Salmon stream restoration
The Lyall Creek story
Lyall Creek has been called the "backbone" of Saturna Island. The creek flows into Lyall Harbour and is home to sea-run cutthroat trout, chum and coho salmon.
Only four kilometres in length, the creek is one of the few remaining salmon-bearing streams in the southern Gulf Islands.
Salmon contribute to the health of coastal ecosystems by returning valuable marine-derived nutrients to the forest ecosystem.
Lyall Creek is also one of the only protected watersheds in the southern Gulf Islands. In a heavily urbanized region where development pressures are extending from the Lower Mainland and Vancouver Island out onto the islands of the Strait of Georgia, Lyall Creek's protection within a national park reserve ensures that an important part of the Gulf Islands' natural heritage will remain.
The Chum Salmon
Salmon species need freshwater courses to spawn. Salmon are remarkable for their ability to return to spawn in the streams where they hatched. On Lyall Creek, a washed-out bridge and the culvert that replaced it prevented chum salmon from returning upstream.
Chum salmon -- weaker swimmers compared with the coho salmon and the cutthroat trout with which they share the stream -- simply couldn't make it past this obstacle. As a result, chum salmon no longer occurred in the creek. The future of Lyall Creek chum salmon might have never had a chance without the efforts of Saturna Islanders.
The culvert was a barrier to adult chum passage.
More than 10 years ago, a small group of volunteers decided to help bring back chum salmon to Lyall Creek. With support from Fisheries and Oceans Canada, volunteers began a program to incubate chum eggs in Lyall Creek and then release the young salmon into the ocean each spring. By 2002, more than 400 salmon were returning to the stream.
Adult salmon returning to spawn naturally in the creek required a helping hand to pass the culvert. Again, the Saturna residents came to the rescue - moving the adult salmon by hand across the impassable culvert.
Parks Canada gets involved
In 2003, the inclusion of the majority of the stream's watershed within Gulf Islands National Park Reserve brought additional technical and financial support to the restoration efforts.
In that year, the Saturna volunteers, Fisheries and Oceans Canada, the British Columbia Ministry of Transportation and Highways and Parks Canada replaced the culvert with a larger and better-designed one, and restored a damaged part of the streambed to a more natural state. As well as being a barrier to fish, the old culvert had also contributed to the accumulation of upstream sediments, largely affecting the nature of the creek's gradient and flow characteristics.
In September 2005, additional in-stream restoration works were completed to restore important structural components and processes to the stream.

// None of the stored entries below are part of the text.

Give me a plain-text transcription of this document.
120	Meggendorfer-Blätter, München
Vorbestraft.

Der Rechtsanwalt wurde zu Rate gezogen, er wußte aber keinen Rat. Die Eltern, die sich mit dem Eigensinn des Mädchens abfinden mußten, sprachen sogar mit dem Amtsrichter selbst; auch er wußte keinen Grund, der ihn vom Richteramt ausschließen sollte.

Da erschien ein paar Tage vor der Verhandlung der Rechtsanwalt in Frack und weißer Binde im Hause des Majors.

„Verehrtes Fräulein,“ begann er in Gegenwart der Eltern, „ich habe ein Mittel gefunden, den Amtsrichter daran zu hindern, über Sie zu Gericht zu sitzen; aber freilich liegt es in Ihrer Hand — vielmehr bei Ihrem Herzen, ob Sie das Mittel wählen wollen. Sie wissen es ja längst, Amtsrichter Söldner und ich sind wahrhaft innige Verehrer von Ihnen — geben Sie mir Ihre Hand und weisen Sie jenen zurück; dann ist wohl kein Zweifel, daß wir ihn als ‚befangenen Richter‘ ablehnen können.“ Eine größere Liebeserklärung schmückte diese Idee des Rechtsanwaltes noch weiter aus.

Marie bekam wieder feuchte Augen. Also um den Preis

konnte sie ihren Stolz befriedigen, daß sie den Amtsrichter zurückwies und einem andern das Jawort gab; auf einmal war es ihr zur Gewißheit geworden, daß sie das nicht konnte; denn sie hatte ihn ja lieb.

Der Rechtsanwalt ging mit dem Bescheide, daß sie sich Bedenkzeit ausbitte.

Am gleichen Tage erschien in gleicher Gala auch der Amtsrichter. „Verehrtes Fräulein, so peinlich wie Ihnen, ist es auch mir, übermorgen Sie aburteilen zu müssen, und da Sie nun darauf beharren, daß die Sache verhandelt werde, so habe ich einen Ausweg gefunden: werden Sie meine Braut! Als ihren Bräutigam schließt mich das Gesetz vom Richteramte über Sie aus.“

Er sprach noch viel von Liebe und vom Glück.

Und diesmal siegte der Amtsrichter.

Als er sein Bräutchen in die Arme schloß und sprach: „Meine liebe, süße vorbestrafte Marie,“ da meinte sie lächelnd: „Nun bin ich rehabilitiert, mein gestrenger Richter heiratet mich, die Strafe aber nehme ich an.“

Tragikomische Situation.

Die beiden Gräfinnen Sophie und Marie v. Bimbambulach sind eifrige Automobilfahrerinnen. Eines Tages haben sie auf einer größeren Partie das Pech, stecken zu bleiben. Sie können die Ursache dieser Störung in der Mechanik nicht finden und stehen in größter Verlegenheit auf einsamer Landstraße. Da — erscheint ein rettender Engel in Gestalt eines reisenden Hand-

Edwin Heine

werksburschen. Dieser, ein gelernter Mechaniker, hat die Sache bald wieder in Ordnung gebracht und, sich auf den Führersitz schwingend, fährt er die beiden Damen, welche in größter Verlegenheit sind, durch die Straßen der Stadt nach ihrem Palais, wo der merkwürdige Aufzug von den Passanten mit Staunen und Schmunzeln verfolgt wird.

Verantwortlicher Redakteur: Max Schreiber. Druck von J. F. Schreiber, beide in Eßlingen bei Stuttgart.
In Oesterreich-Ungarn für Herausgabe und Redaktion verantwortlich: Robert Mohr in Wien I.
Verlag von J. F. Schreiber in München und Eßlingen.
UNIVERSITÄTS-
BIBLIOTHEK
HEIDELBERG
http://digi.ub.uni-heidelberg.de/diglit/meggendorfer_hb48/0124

Root wads and logs were anchored into the banks of the creek and large boulders were placed to create structures which function to increase water quality and improve habitat for all aquatic and riparian species.
Through the efforts of many, this creek is returning to more natural conditions. One has only to take a quick peek at the creek, even during low summer flows, to observe large numbers of juvenile coho and cutthroat trout darting about the gravel. Lyall Creek is now considered to be a bench mark for habitat restoration in the region.
While as a result of past practices, natural habitats were lost on the island, current restoration efforts can now use the Lyall Creek effort as a model of a healthy creek system in the area.